SHI TO SPONSOR LECTURE ON TLINGIT KNOWLEDGE OF ICE-FLOW SEAL HUNTING
Free event to be offered virtually
March 4, 2021
Sealaska Heritage Institute (SHI) will host a free lecture next Tuesday on traditional Tlingit knowledge of ice-flow seal hunting in Disenchantment Bay, Yakutat, Alaska.
The lecture will be presented by Judith Daxootsú Ramos, assistant professor at the University of Alaska Fairbanks.
Generations of Indigenous people have adapted to the Gulf Coast-to-Yakutat Bay ecosystem, Ramos wrote, accumulating traditional knowledge about this unique maritime region and developing hunting methods and technologies for harvesting sea mammals from its waters.
“This talk will describe Yakutat Tlingit traditional ecological knowledge (TEK) and cultural practices surrounding the hunting of harbor seals near Hubbard Glacier in Disenchantment Bay,” Ramos wrote.
The presentation, which is scheduled at noon on Tuesday, March 9, is part of a lecture series this month focusing on subsistence in various Alaska Native communities and factors that impact traditional subsistence practices.
All lectures will be livestreamed at 12 pm Alaska time on SHI’s YouTube channel, youtube.com/c/SealaskaHeritageInstitute and available for viewing on YouTube any time after the livestream (no account required).
This program is provided under the Preparing Indigenous Teachers and Administrators for Alaska Schools (PITAAS) program and funded by the Alaska Native Education Program.
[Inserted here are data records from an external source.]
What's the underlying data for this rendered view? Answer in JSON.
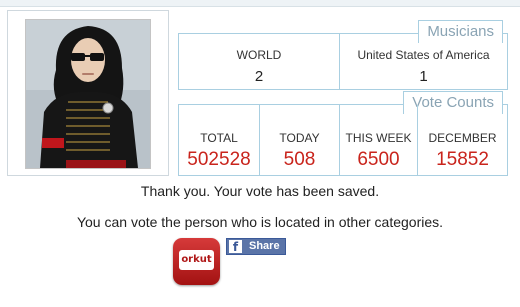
{
  "musicians": {
    "tab_label": "Musicians",
    "columns": [
      {
        "label": "WORLD",
        "value": "2"
      },
      {
        "label": "United States of America",
        "value": "1"
      }
    ]
  },
  "vote_counts": {
    "tab_label": "Vote Counts",
    "columns": [
      {
        "label": "TOTAL",
        "value": "502528"
      },
      {
        "label": "TODAY",
        "value": "508"
      },
      {
        "label": "THIS WEEK",
        "value": "6500"
      },
      {
        "label": "DECEMBER",
        "value": "15852"
      }
    ]
  },
  "messages": {
    "saved": "Thank you. Your vote has been saved.",
    "other_categories": "You can vote the person who is located in other categories."
  },
  "share": {
    "orkut_label": "orkut",
    "facebook_icon": "f",
    "facebook_label": "Share"
  },
  "colors": {
    "border": "#a9cfe1",
    "tab_text": "#8aa4b4",
    "vote_value": "#c9241c"
  }
}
Judith Dax̱ootsú Ramos is Tlingit, Raven Moiety, , Kwaashk’íkwáan, Laax̱aayík Kwáan (Yaakwdát Kwáan) and Owl House of Yakutat. She is an assistant professor for the department of Alaska Native studies and rural development at the University of Alaska Fairbanks. She is an advisor for the American Museum of Natural History’s renovation of the Northwest Coast Hall and an issue editor for Matrix: A Journal for Matricultural Studies. She volunteers for her tribe to help establish the Frederica de Laguna Research Center, Library and Archive.
Sealaska Heritage Institute is a private nonprofit founded in 1980 to perpetuate and enhance Tlingit, Haida and Tsimshian cultures of Southeast Alaska. Its goal is to promote cultural diversity and cross-cultural understanding through public services and events. SHI also conducts social scientific and public policy research that promotes Alaska Native arts, cultures, history and education statewide. The institute is governed by a Board of Trustees and guided by a Council of Traditional Scholars, a Native Artist Committee and a Southeast Regional Language Committee.